If people keep hearing that we are isolated and unprotected in an evil world, they might understandably come to feel that the world is a threat to their sovereignty, even their dignity, despite evidence to the contrary. This kind of messaging leads to a sense of separation from the rest of the world. If I truly believe that the economy is treating me badly—as a consequence of inflation or simply because I perceive that it is so—then my financial insecurity can breed feelings of mistreatment, being left out, and anger. This is disempowerment connected to victimhood, and it is foundational to grievance. That an authority figure will settle my grievance makes the idea of dismantling existing governing structures therapeutically satisfying. This brings into question the nature of authority. What is the intention? Who does it serve? What is the endgame?

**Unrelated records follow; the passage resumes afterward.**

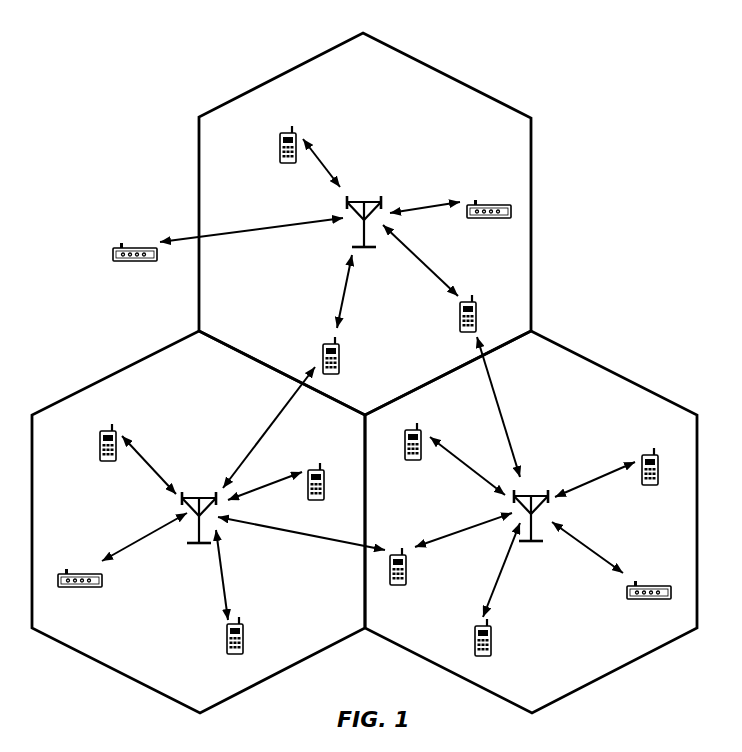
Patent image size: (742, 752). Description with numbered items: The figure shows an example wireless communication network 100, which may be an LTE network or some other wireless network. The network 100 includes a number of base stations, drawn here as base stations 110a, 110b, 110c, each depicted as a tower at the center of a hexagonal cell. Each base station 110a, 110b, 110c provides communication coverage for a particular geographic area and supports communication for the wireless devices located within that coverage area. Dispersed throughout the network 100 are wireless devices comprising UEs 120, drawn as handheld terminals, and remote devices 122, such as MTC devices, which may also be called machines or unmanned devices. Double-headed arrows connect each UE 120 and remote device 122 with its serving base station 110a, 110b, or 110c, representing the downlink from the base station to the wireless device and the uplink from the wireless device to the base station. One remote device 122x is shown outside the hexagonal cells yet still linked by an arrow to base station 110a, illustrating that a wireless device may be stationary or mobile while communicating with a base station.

The wireless communication network 100 is at (642, 89).
The base station 110a is at (368, 189).
The base station 110b is at (203, 485).
The base station 110c is at (540, 484).
The UE 120 is at (279, 138).
The remote device 122 is at (486, 202).
The remote device 122x is at (134, 246).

Beyond grievance, an even deeper thread running through the campaign was a proclivity to drop almost every issue into the deep wells of fear, doubt, and hatred. Feeding into each of these states is a campaign unto itself, fueling the fear that someone will further erode your well-being, continue to look down on you, and deny your humanity; or the doubt that you can trust anything others say because they are lying to you, don’t care about you, are flawed based on gender or race, and act without bounds; or the hatred that culminates from fear and doubt. Everything not part of our belief system becomes a threat in need of rejection, as if it were some kind of foreign enemy. We come to hate the enemy. The result is a world falsely divided between good and evil. Taken together, emphasis on inflation (an economic threat) and immigration (a cultural and physical threat) breeds a collective and unifying wound in the believers. Such a wound paves the way for the authority figure as the great rescuer. This is a calculated process of manipulation—an evil inversion of the core inner work of overcoming fear, doubt, and hatred as a path toward freedom.

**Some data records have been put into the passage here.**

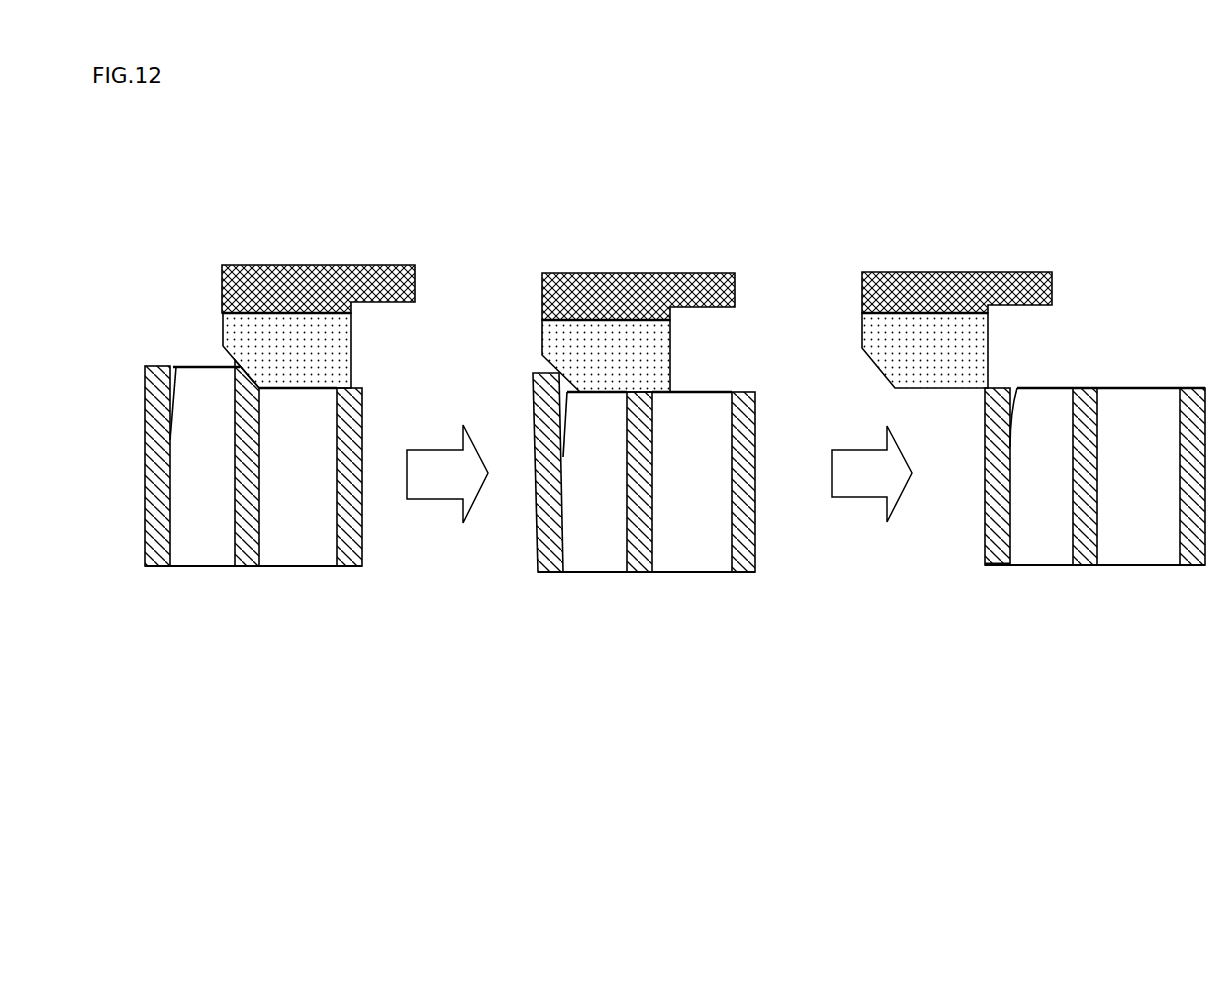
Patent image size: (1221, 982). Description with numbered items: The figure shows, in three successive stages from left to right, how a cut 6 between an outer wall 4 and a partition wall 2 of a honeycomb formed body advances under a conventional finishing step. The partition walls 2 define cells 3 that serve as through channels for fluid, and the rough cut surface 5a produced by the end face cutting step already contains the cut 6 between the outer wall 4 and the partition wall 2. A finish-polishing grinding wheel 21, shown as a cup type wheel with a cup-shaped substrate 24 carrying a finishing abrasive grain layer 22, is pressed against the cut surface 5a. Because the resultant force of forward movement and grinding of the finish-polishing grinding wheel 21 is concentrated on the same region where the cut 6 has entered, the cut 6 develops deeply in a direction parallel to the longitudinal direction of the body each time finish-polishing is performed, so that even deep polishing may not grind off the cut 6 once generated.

The partition wall 2 is at (350, 547).
The cell 3 is at (280, 550).
The outer wall 4 is at (163, 543).
The cut surface 5a is at (162, 367).
The cut 6 is at (173, 383).
The finish-polishing grinding wheel 21 is at (275, 265).
The finishing abrasive grain layer 22 is at (243, 325).
The cup-shaped substrate 24 is at (243, 295).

Would we surrender our authority to someone else if we were convinced that they could alleviate our fears, doubts, and hatred? If I were to do so, I would be giving up my agency and spiritual freedom—the essential keys to furthering the evolution of the consciousness soul. An authoritarian, as they accrue, seize, or manipulate their way to power, is a force for retarding and controlling consciousness. The goal, achieved through the concentration rather than the distribution of power, is the elimination of individual initiative and self-determined authority. Freedom and its accompanying political freedoms, such as speech, become compromised ideals in an environment lacking ethical, moral, or even legal boundaries. Without such bounds of accountability, freedom of speech becomes instead a license to use speech (that includes money these days) that disregards the dignity of others and the integrity of any social contract. Such a condition gives permission for profound shadow forces to be activated, the consequences of which we do not yet know.

The propagandistic techniques used for this gathering of authoritative power are many: language, control of emotions, the ruses of artificial intelligence and social media, publicly perpetuated lies, and half-evidence taken out of context. Directed toward the anti-social and anti-consciousness goals of power and control, they are effectively dehumanizing. These techniques, new and old, have been “field tested” and will not go away as long as the nexus between power, money, and the continued de-spiritualization of everyday life remain unchallenged.

While this reflection is a postmortem of the US campaign and presidential election, the spectacle will continue. The work ahead? Focus on strengthening inner authority with and for each other, cultivating trust, and raising up the importance of truth as a path toward spiritual freedom. We need to transform fear, doubt, and hatred such that they no longer rule either inwardly or socially, and we need to do so in a way that recognizes the genius of individuality, inner freedom, and the warmth of social life. The work is to awaken to community in the widest and most inclusive sense of the concept, and to practice forgiveness while tending to truth. Is this what the evolution of the consciousness soul looks like in political life?